Сергей начал хмелеть. Стало горячо щекам, и было туманно и бездумно в голове. Он старался представить себе Платона Кривошеева, его жену — и никак не мог. Он лишь помнил, что в Платоновой хате, когда шел мимо нее, горел огонь, что стоял хозяин у стола и что (он помнил это особенно ярко) над лампой порхал, кружил мотылек. Мотылек и свет — это виделось хорошо и сейчас.
— Сынок, ты, может, спать хочешь? — спросила мать.
— Нехай выпьет еще, — сказал батька. — Будет крепче спать. Не помешает с дороги…
Сергею спать не хотелось. Выпили еще немного, и в голове у него прояснилось. Он почувствовал себя вовсе не пьяным, зато заметил, как захмелел отец. И удивился, что тот говорит, наверное, давно уже говорит. Говорит про войну.
— …Выдали нам белье теплое, шапки, кожухи, а на ноги ботинки с обмотками. Сверху печет, а снизу студит. А мороз… Хлеб пилой резали — такой был мороз.
— Топором же лучше, — сказала мать.
— Топором нельзя — крошится…
Потом они поспорили. Мать гнала батьку спать.
— Завел — все про войну да про войну… Ложись спать… Будто нема о чем поговорить.
— Что ты знаешь… — огрызнулся батька.
— А то знаю, что и здесь, у нас, тоже война была.
«Война была и в деревне, — думал Сергей. — Да, была». Он помнил, как его, сонного, таскала в землянку мама, когда налетали ночью самолеты, как однажды на улице послышалась стрельба, и они с матерью бежали все в ту же землянку, а у него едва не разрывалось сердце: казалось, вот-вот настигнет пуля — а может, уже настигла? Как страшно было! И запомнилось это навсегда.
— Идите спать, — гнала теперь их обоих мать. Они вылезли из-за стола.
Мать постелила постель, и Сергей лег. Все еще шелестел за окном дождь, было темно; Марусов слышал, как ходила в кухне мать убирала со стола, как сначала ворочался за шторкою батька, а потом как- то сразу уснул — ровно и сильно задышал.
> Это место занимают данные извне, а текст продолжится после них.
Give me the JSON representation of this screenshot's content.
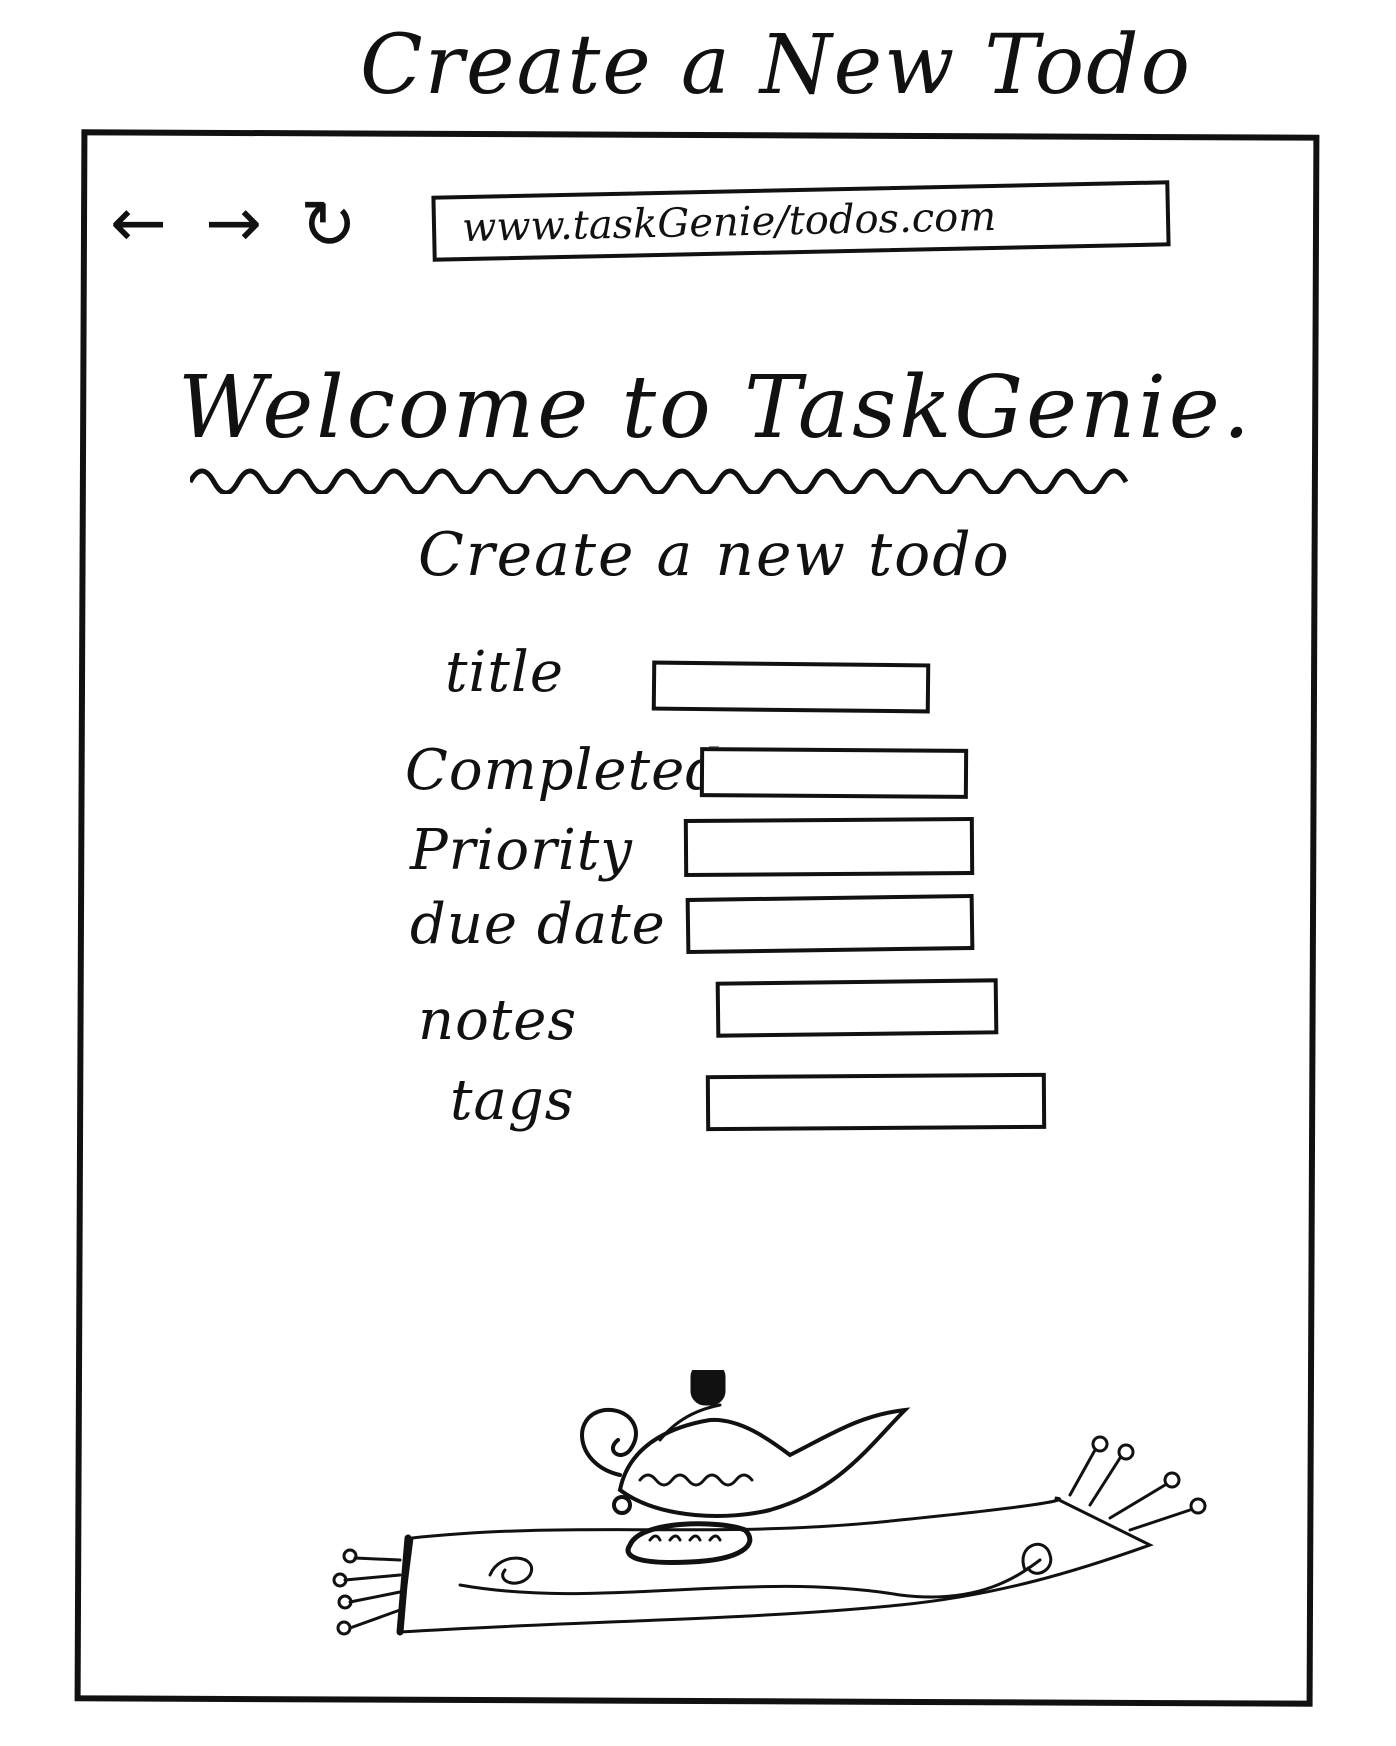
{
  "page": {
    "title": "Create a New Todo"
  },
  "browser": {
    "back_glyph": "←",
    "forward_glyph": "→",
    "reload_glyph": "↻",
    "url": "www.taskGenie/todos.com"
  },
  "main": {
    "welcome": "Welcome to TaskGenie.",
    "form_title": "Create a new todo",
    "fields": [
      {
        "label": "title",
        "value": ""
      },
      {
        "label": "Completed",
        "value": ""
      },
      {
        "label": "Priority",
        "value": ""
      },
      {
        "label": "due date",
        "value": ""
      },
      {
        "label": "notes",
        "value": ""
      },
      {
        "label": "tags",
        "value": ""
      }
    ]
  },
  "illustration": {
    "icon": "genie-lamp-on-flying-carpet-icon"
  }
}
Потом легла спать и мать, а Сергей все еще никак не мог уснуть. Под окном шелестел тополь, — Сергей вспомнил, как однажды летом буря сорвала крышу с соседней, Куличковой хаты: крыша упала на их огород, на тополь. Если бы не тополь, высадило бы окна. У тополя обломало ветви, содрало кору, но тополь выжил — и вот шумит, шумит.
Сосед, Куличок, перебрался потом на другое место, где было выше. А здесь, рядом с ними, построился он сразу после войны, когда взял из соседней деревни молодицу, курносую, маленькую, очень ласковую. Тогда, сразу после войны, было голодно, и Куличок шастал по лесу, скидывал гнезда птиц. Никто не попрекал его этим: был он худой, длинный, с большим носом, с запавшими щеками, заросшими белым мхом.